There are no state or local laws against restraining pets while you drive. Considering the push to eliminate all kinds of distracted driving, it's kind of surprising that there are no laws dealing with pets in vehicles.
Travel around town long enough and you're bound to find someone cruising down the street with a dog in his or her lap. Heck, while stopped at a four-way stop recently, it looked as if the dog was actually driving a car at the intersection, because the dog was blocking the driver's face from my view. We restrain ourselves and our children in our vehicles. Why wouldn't we want to keep our dogs restrained, too?

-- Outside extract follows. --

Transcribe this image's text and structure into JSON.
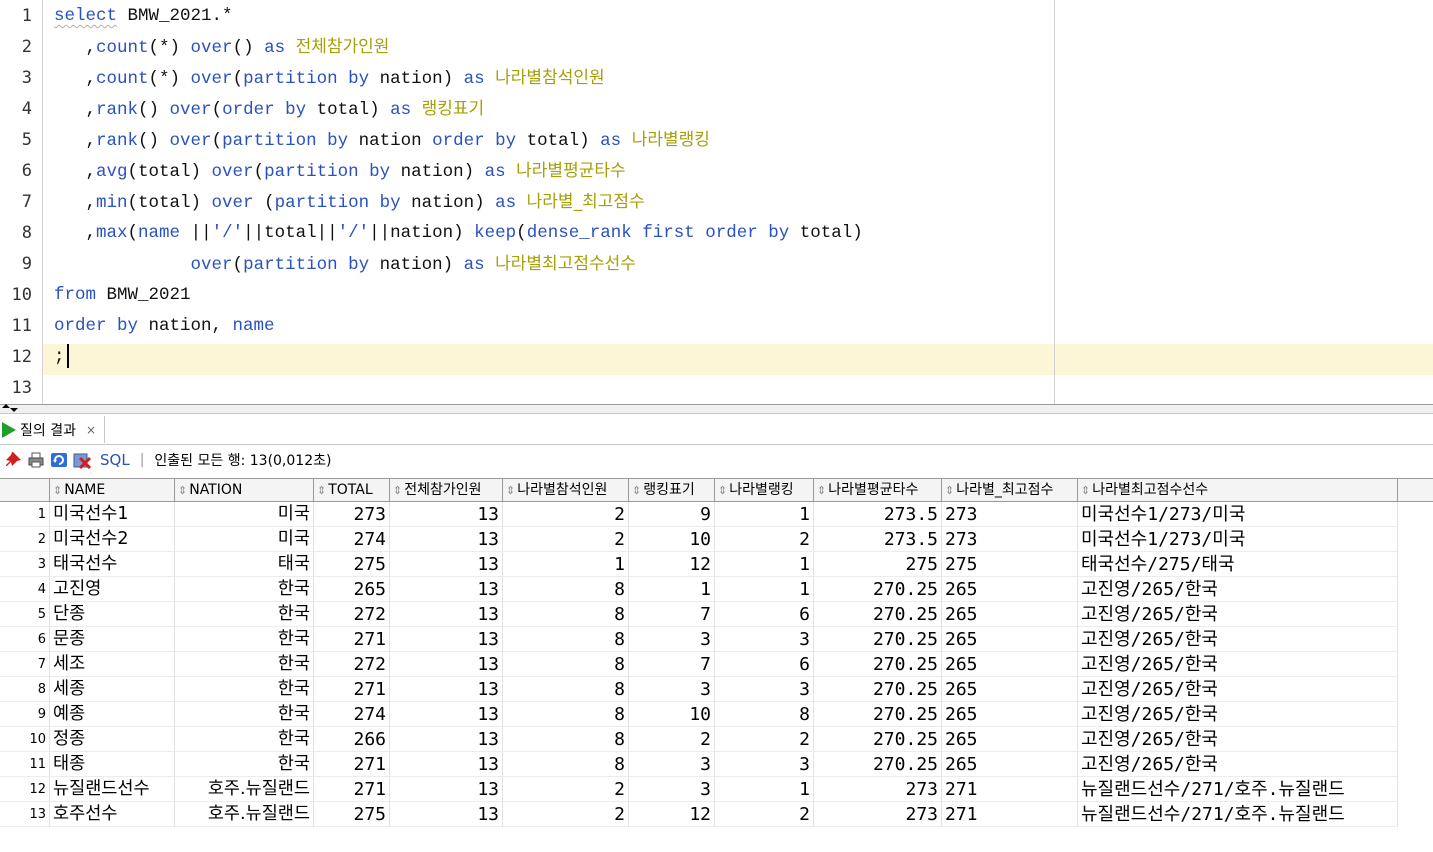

According to a survey done by AAA, 56 percent of those who responded had driven with their dog at least once a month in the past year. More than half of those people (52 percent) admitted to petting their dog as they traveled. About a quarter (23 percent) said they used their hands or arms to hold the dog in place while they applied the breaks, while 19 percent said they had to take at least one hand off the wheel to keep their dog from climbing into the front seat.
The survey found that 17 percent let the dog sit on their lap, while 3 percent admitted to -- get this -- taking a photo of their dog while driving.

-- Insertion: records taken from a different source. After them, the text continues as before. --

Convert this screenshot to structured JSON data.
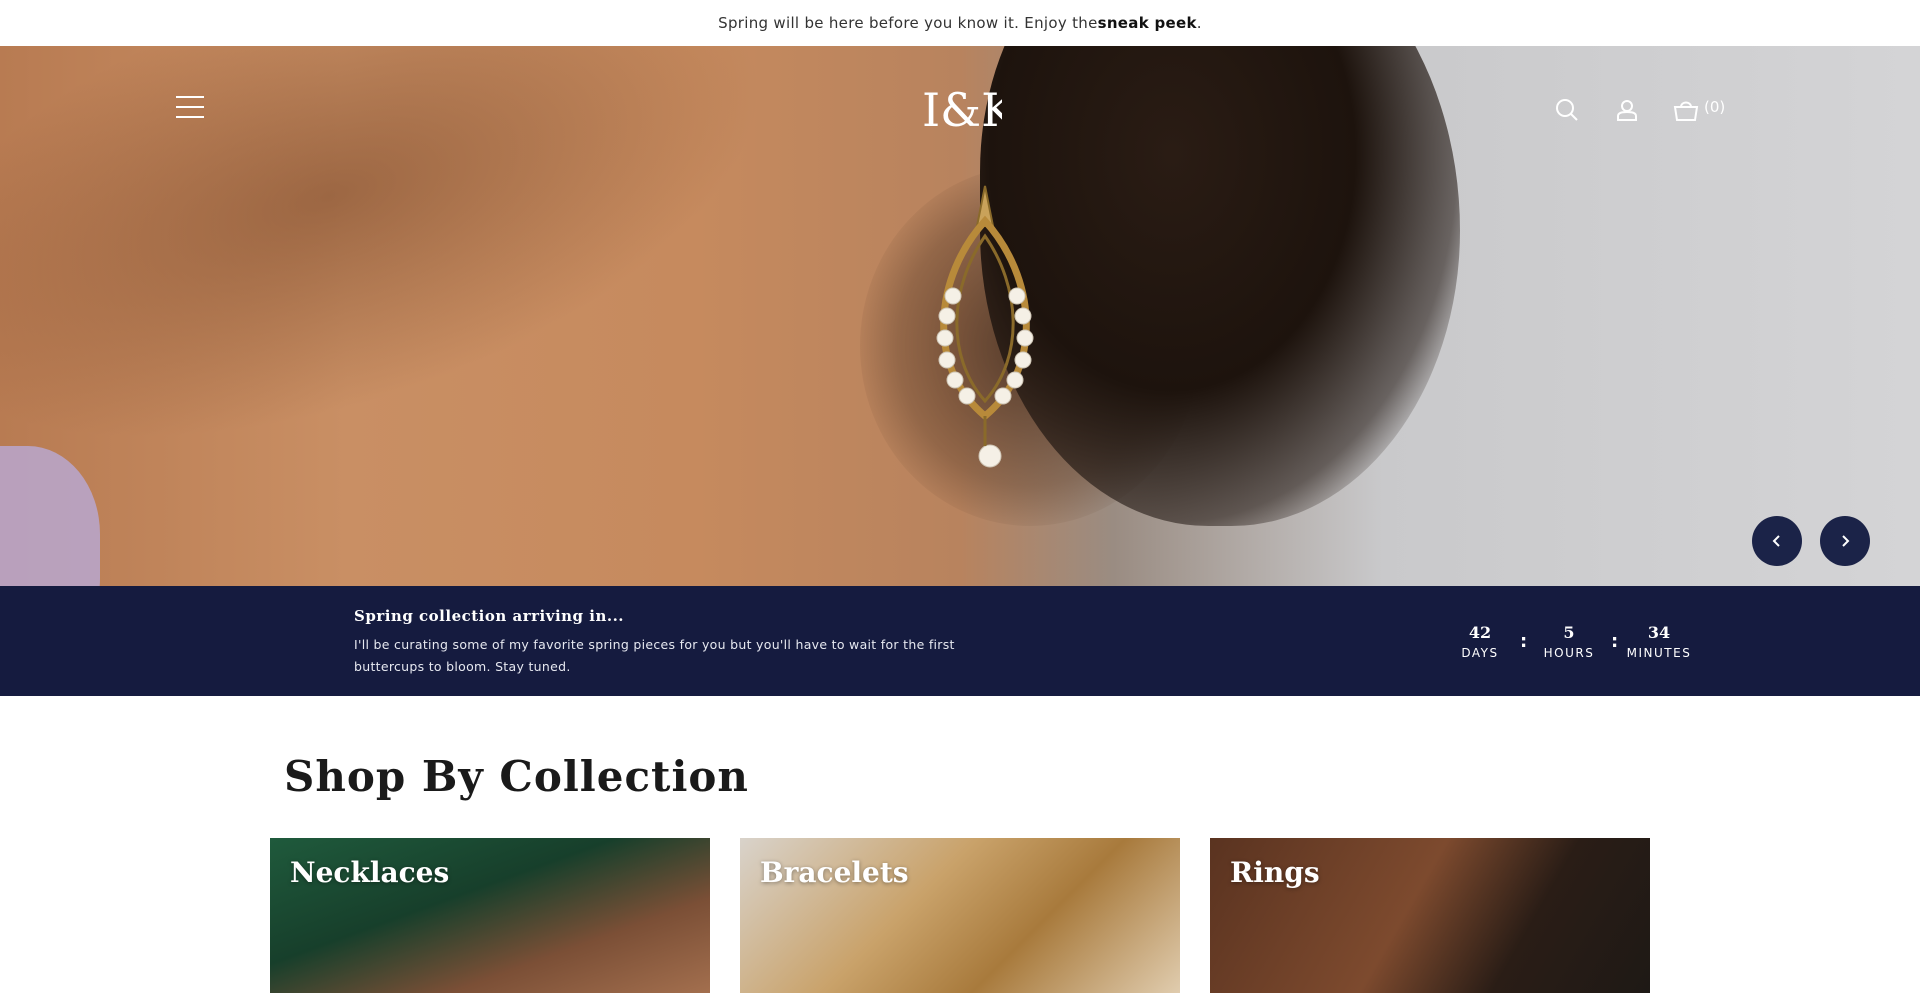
{
  "announcement": {
    "text": "Spring will be here before you know it. Enjoy the ",
    "link": "sneak peek",
    "suffix": "."
  },
  "header": {
    "logo_alt": "I&K",
    "cart_count": "(0)",
    "icons": [
      "menu-icon",
      "search-icon",
      "account-icon",
      "cart-icon"
    ]
  },
  "slider": {
    "prev_icon": "chevron-left-icon",
    "next_icon": "chevron-right-icon"
  },
  "countdown_banner": {
    "title": "Spring collection arriving in...",
    "text": "I'll be curating some of my favorite spring pieces for you but you'll have to wait for the first buttercups to bloom. Stay tuned.",
    "days": "42",
    "days_label": "DAYS",
    "hours": "5",
    "hours_label": "HOURS",
    "minutes": "34",
    "minutes_label": "MINUTES",
    "separator": ":"
  },
  "collections": {
    "title": "Shop By Collection",
    "items": [
      {
        "label": "Necklaces"
      },
      {
        "label": "Bracelets"
      },
      {
        "label": "Rings"
      }
    ]
  },
  "colors": {
    "banner_bg": "#151b3f",
    "arrow_bg": "#1b2348"
  }
}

Shouldn't we think twice about letting pooches run wild in our cars as we drive down the streets, two-lane roads and highways?
"Pet restraint is a somewhat emerging issue," AAA spokeswoman Heather Hunter told USA Today. "While some states do have legislation in place, there is much more to be done regarding tracking of these laws, filling gaps in states that do not yet have laws and education on the importance of restraining pets in moving vehicles, to protect the pet and all family members."
Illinois is actually in the majority when it comes to not regulating pets in vehicles. Hawaii is the only state that explicitly forbids pets from being in a driver's lap. Arizona, Connecticut and Maine drivers could be subject to distracted-driving laws if they're found to cause an accident with pets on their laps. New Jersey makes its drivers restrain pets in vehicles. Fines range from $250 to $1,000 if New Jersey drivers are found to be in noncompliance with the law.
Meyer said that having a dog between driver and the front windshield could net the driver a ticket for obstructed vision. He has never written a ticket for a situation like that and hasn't heard of that ever happening in Quincy. He's also never seen an accident where a loose pet played a role in what happened.
"I would discourage any action that is related to distracted driving," Meyer said. "Having a pet in your lap could be a distraction."
This is the time of year when we all make resolutions. If you want to take Fido along for the ride, make sure it doesn't look like he's the one who is driving the car.